她诧异地看了对方一眼,然后微微笑了笑:“喂,我不能陪你玩了啊。”
飞坦看了一眼这个进去一圈就又变得红光满面的女人,“你想跑吗?”
七月眨了眨眼,有些苦笑不得,她又不是输家,他们有输有赢的好伐?怎么能算跑?她冲那个男孩摇了摇头,一脸轻松的说道:“我啊,要死了呀。”
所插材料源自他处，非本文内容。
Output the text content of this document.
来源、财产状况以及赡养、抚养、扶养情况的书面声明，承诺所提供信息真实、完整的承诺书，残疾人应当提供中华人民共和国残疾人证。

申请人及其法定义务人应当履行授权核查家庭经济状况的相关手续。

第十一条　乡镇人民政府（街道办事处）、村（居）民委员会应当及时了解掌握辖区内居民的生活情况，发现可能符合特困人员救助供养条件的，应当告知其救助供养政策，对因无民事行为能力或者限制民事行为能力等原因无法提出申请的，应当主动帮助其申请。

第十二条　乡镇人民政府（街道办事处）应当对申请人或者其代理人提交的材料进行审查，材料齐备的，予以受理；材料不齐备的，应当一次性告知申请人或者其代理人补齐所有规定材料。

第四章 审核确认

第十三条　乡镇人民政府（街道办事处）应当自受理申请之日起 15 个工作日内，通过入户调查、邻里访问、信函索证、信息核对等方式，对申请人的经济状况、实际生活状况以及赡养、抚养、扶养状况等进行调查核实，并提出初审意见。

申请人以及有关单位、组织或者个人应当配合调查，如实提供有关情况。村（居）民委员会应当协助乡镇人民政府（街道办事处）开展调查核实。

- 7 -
飞坦点了点头,示意七月继续说,一点都没有为七月的死亡宣言而有什么感触。
“所以啊,在死掉之前我要向‘我’喜欢的人告白呢。”七月有些诡异的翘起了嘴角,“所以啊,我得快点去找他呢,省的死在了半路上,真是做鬼也不能甘心呢。”
飞坦莫名地皱起了眉头,告白?那是什么东西?他从来没对人告白过,也从来都没收到过别人的告白。
他看着这个从他身边走过的女子,觉得完全不能理解。
告白?这是流星街以外的女人喜欢做的事情?还真是……无趣呢……
原来,连这么能玩游戏,这么有趣的女人,除开玩游戏的时候,也会是那么的无趣吗?
他看了看这个已经从他身边走过的女人,深感这个女人除了玩游戏以外就没了任何的价值。
于是,他自动自发地做了他这辈子的第一件“好事”。
就是帮这个自称是快要死了的女人来展现她生命最大的价值。
他举起了他手中的阳伞,对准了那个女人的头顶,非常骄傲的下达了命令:“喂,女人,陪我玩游戏,不然,就死!”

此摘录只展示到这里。